P.S.The TL;DR Version
In case that was too long. Or, perhaps, you just really want a concise list of steps to take when you find your bees swarmed. Here you go!
Tools you Need
- A home for the bees.
- A box, bucket, or other means of temporarily holding the bees.
- Heavy duty pruning shears.
- A bee brush.
- A queen excluder.
- A lightweight breathable bed sheet.
- A ladder. The longer the better.
What To Do
If it is on a branch thick enough to cut, use the pruning shears to separate the branch the bees are holding on to, and place it in your temporary receptacle. Leave them on the branch until you can get them to their new home if you can get away with it.
If the branch is too thick, or the swarm landed on something you can’t cut, you will have to resort to brushing the bees gently into your bucket or box with the bee brush.
Cover the container with the queen excluder and leave as close to the original site the swarm chose as possible.
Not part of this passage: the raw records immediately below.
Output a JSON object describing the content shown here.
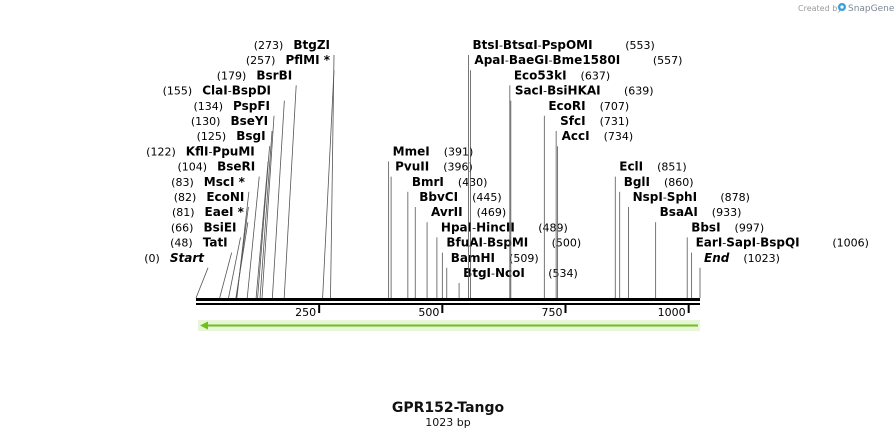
{
  "header": {
    "credit": "Created by",
    "brand": "SnapGene"
  },
  "map": {
    "title": "GPR152-Tango",
    "length_label": "1023 bp",
    "length_bp": 1023,
    "axis_ticks": [
      {
        "bp": 250,
        "label": "250"
      },
      {
        "bp": 500,
        "label": "500"
      },
      {
        "bp": 750,
        "label": "750"
      },
      {
        "bp": 1000,
        "label": "1000"
      }
    ],
    "feature": {
      "name": "insert-arrow",
      "start": 0,
      "end": 1023,
      "direction": "reverse",
      "color": "#6fbf1f"
    },
    "sites": [
      {
        "parts": [
          "BtgZI"
        ],
        "pos_label": "(273)",
        "pos": 273,
        "side": "left",
        "row": 0
      },
      {
        "parts": [
          "PflMI *"
        ],
        "pos_label": "(257)",
        "pos": 257,
        "side": "left",
        "row": 1
      },
      {
        "parts": [
          "BsrBI"
        ],
        "pos_label": "(179)",
        "pos": 179,
        "side": "left",
        "row": 2
      },
      {
        "parts": [
          "ClaI",
          "BspDI"
        ],
        "pos_label": "(155)",
        "pos": 155,
        "side": "left",
        "row": 3
      },
      {
        "parts": [
          "PspFI"
        ],
        "pos_label": "(134)",
        "pos": 134,
        "side": "left",
        "row": 4
      },
      {
        "parts": [
          "BseYI"
        ],
        "pos_label": "(130)",
        "pos": 130,
        "side": "left",
        "row": 5
      },
      {
        "parts": [
          "BsgI"
        ],
        "pos_label": "(125)",
        "pos": 125,
        "side": "left",
        "row": 6
      },
      {
        "parts": [
          "KflI",
          "PpuMI"
        ],
        "pos_label": "(122)",
        "pos": 122,
        "side": "left",
        "row": 7
      },
      {
        "parts": [
          "BseRI"
        ],
        "pos_label": "(104)",
        "pos": 104,
        "side": "left",
        "row": 8
      },
      {
        "parts": [
          "MscI *"
        ],
        "pos_label": "(83)",
        "pos": 83,
        "side": "left",
        "row": 9
      },
      {
        "parts": [
          "EcoNI"
        ],
        "pos_label": "(82)",
        "pos": 82,
        "side": "left",
        "row": 10
      },
      {
        "parts": [
          "EaeI *"
        ],
        "pos_label": "(81)",
        "pos": 81,
        "side": "left",
        "row": 11
      },
      {
        "parts": [
          "BsiEI"
        ],
        "pos_label": "(66)",
        "pos": 66,
        "side": "left",
        "row": 12
      },
      {
        "parts": [
          "TatI"
        ],
        "pos_label": "(48)",
        "pos": 48,
        "side": "left",
        "row": 13
      },
      {
        "parts": [
          "Start"
        ],
        "pos_label": "(0)",
        "pos": 0,
        "side": "left",
        "row": 14,
        "italic": true
      },
      {
        "parts": [
          "MmeI"
        ],
        "pos_label": "(391)",
        "pos": 391,
        "side": "right",
        "row": 7
      },
      {
        "parts": [
          "PvuII"
        ],
        "pos_label": "(396)",
        "pos": 396,
        "side": "right",
        "row": 8
      },
      {
        "parts": [
          "BmrI"
        ],
        "pos_label": "(430)",
        "pos": 430,
        "side": "right",
        "row": 9
      },
      {
        "parts": [
          "BbvCI"
        ],
        "pos_label": "(445)",
        "pos": 445,
        "side": "right",
        "row": 10
      },
      {
        "parts": [
          "AvrII"
        ],
        "pos_label": "(469)",
        "pos": 469,
        "side": "right",
        "row": 11
      },
      {
        "parts": [
          "HpaI",
          "HincII"
        ],
        "pos_label": "(489)",
        "pos": 489,
        "side": "right",
        "row": 12
      },
      {
        "parts": [
          "BfuAI",
          "BspMI"
        ],
        "pos_label": "(500)",
        "pos": 500,
        "side": "right",
        "row": 13
      },
      {
        "parts": [
          "BamHI"
        ],
        "pos_label": "(509)",
        "pos": 509,
        "side": "right",
        "row": 14
      },
      {
        "parts": [
          "BtgI",
          "NcoI"
        ],
        "pos_label": "(534)",
        "pos": 534,
        "side": "right",
        "row": 15
      },
      {
        "parts": [
          "BtsI",
          "BtsαI",
          "PspOMI"
        ],
        "pos_label": "(553)",
        "pos": 553,
        "side": "right",
        "row": 0
      },
      {
        "parts": [
          "ApaI",
          "BaeGI",
          "Bme1580I"
        ],
        "pos_label": "(557)",
        "pos": 557,
        "side": "right",
        "row": 1
      },
      {
        "parts": [
          "Eco53kI"
        ],
        "pos_label": "(637)",
        "pos": 637,
        "side": "right",
        "row": 2
      },
      {
        "parts": [
          "SacI",
          "BsiHKAI"
        ],
        "pos_label": "(639)",
        "pos": 639,
        "side": "right",
        "row": 3
      },
      {
        "parts": [
          "EcoRI"
        ],
        "pos_label": "(707)",
        "pos": 707,
        "side": "right",
        "row": 4
      },
      {
        "parts": [
          "SfcI"
        ],
        "pos_label": "(731)",
        "pos": 731,
        "side": "right",
        "row": 5
      },
      {
        "parts": [
          "AccI"
        ],
        "pos_label": "(734)",
        "pos": 734,
        "side": "right",
        "row": 6
      },
      {
        "parts": [
          "EclI"
        ],
        "pos_label": "(851)",
        "pos": 851,
        "side": "right",
        "row": 8
      },
      {
        "parts": [
          "BglI"
        ],
        "pos_label": "(860)",
        "pos": 860,
        "side": "right",
        "row": 9
      },
      {
        "parts": [
          "NspI",
          "SphI"
        ],
        "pos_label": "(878)",
        "pos": 878,
        "side": "right",
        "row": 10
      },
      {
        "parts": [
          "BsaAI"
        ],
        "pos_label": "(933)",
        "pos": 933,
        "side": "right",
        "row": 11
      },
      {
        "parts": [
          "BbsI"
        ],
        "pos_label": "(997)",
        "pos": 997,
        "side": "right",
        "row": 12
      },
      {
        "parts": [
          "EarI",
          "SapI",
          "BspQI"
        ],
        "pos_label": "(1006)",
        "pos": 1006,
        "side": "right",
        "row": 13
      },
      {
        "parts": [
          "End"
        ],
        "pos_label": "(1023)",
        "pos": 1023,
        "side": "right",
        "row": 14,
        "italic": true
      }
    ]
  }
}
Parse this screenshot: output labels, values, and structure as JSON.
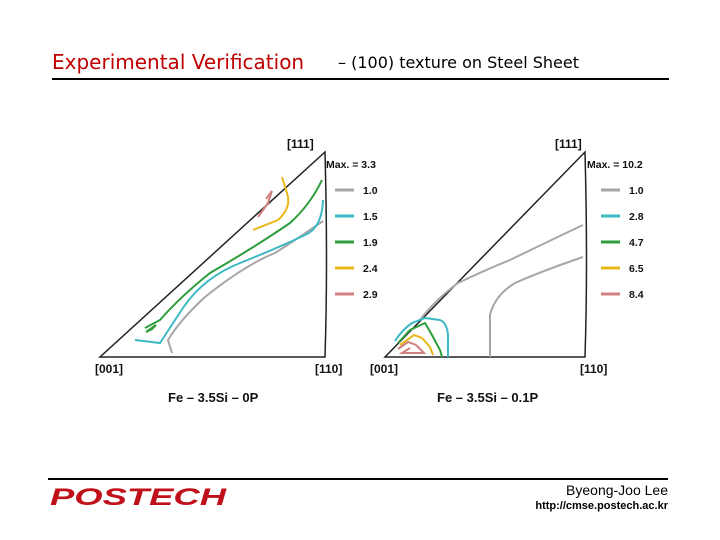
{
  "header": {
    "title": "Experimental Verification",
    "subtitle": "– (100) texture on Steel Sheet"
  },
  "figure": {
    "panels": [
      {
        "corner_top": "[111]",
        "corner_left": "[001]",
        "corner_right": "[110]",
        "max_label": "Max. = 3.3",
        "caption": "Fe – 3.5Si – 0P",
        "legend": [
          {
            "value": "1.0",
            "color": "#a6a6a6"
          },
          {
            "value": "1.5",
            "color": "#3cb8c4"
          },
          {
            "value": "1.9",
            "color": "#2e9e3c"
          },
          {
            "value": "2.4",
            "color": "#e8b81a"
          },
          {
            "value": "2.9",
            "color": "#d08080"
          }
        ]
      },
      {
        "corner_top": "[111]",
        "corner_left": "[001]",
        "corner_right": "[110]",
        "max_label": "Max. = 10.2",
        "caption": "Fe – 3.5Si – 0.1P",
        "legend": [
          {
            "value": "1.0",
            "color": "#a6a6a6"
          },
          {
            "value": "2.8",
            "color": "#3cb8c4"
          },
          {
            "value": "4.7",
            "color": "#2e9e3c"
          },
          {
            "value": "6.5",
            "color": "#e8b81a"
          },
          {
            "value": "8.4",
            "color": "#d08080"
          }
        ]
      }
    ]
  },
  "footer": {
    "logo_text": "POSTECH",
    "author": "Byeong-Joo Lee",
    "url": "http://cmse.postech.ac.kr"
  }
}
If you brought their new hive with you transfer them into the hive first before doing this.
Wait until dusk, then move the bees to their new location. If they’re in the box/bucket, cover them with the lightweight sheet. In the hive? Seal the entrance.
If you have them in temporary housing, open your new hive and remove the center 4 frames and dump the bees in. Gently place the removed frames back in place and let them slowly sink in place as the bees shift out of the way. If you have moved them less than 2 miles, gently stuff the entrance of their home with loose grass. If they have to work to get the door open, they will generally recognize the need to reorient themselves to their new location.
Sit back and admire your handiwork!
That’s it, folks. If you made it this far, thank you so much for reading! I hope you have the blessing of being just in the nick of time one day to discover that YOUR bees swarmed and that you get to catch them back. I can’t explain how excited remembering the experience makes me feel. I’m looking forward to the next time, though I’ll also be doing all I can to reduce the chances of it happening! Beekeeping is like that.
Haha, I enjoyed reading about your adventure! Great pictures too! I hope the bees are enjoying their new home.
Thank you so much! So far, Queen Annamaria the Kind continues to prosper in her new hive. What really blew my mind was 10 days later, the original hive swarmed again! Then 3 days after that, AGAIN! I have been fortunate and caught the two cast swarms as well as the primary. There’s still a lot of bees in the original hive, but I HOPE they’re done swarming. All 4 hives (5, if you count the split I did to that hive before the swarming started) need to focus on building up for the winter!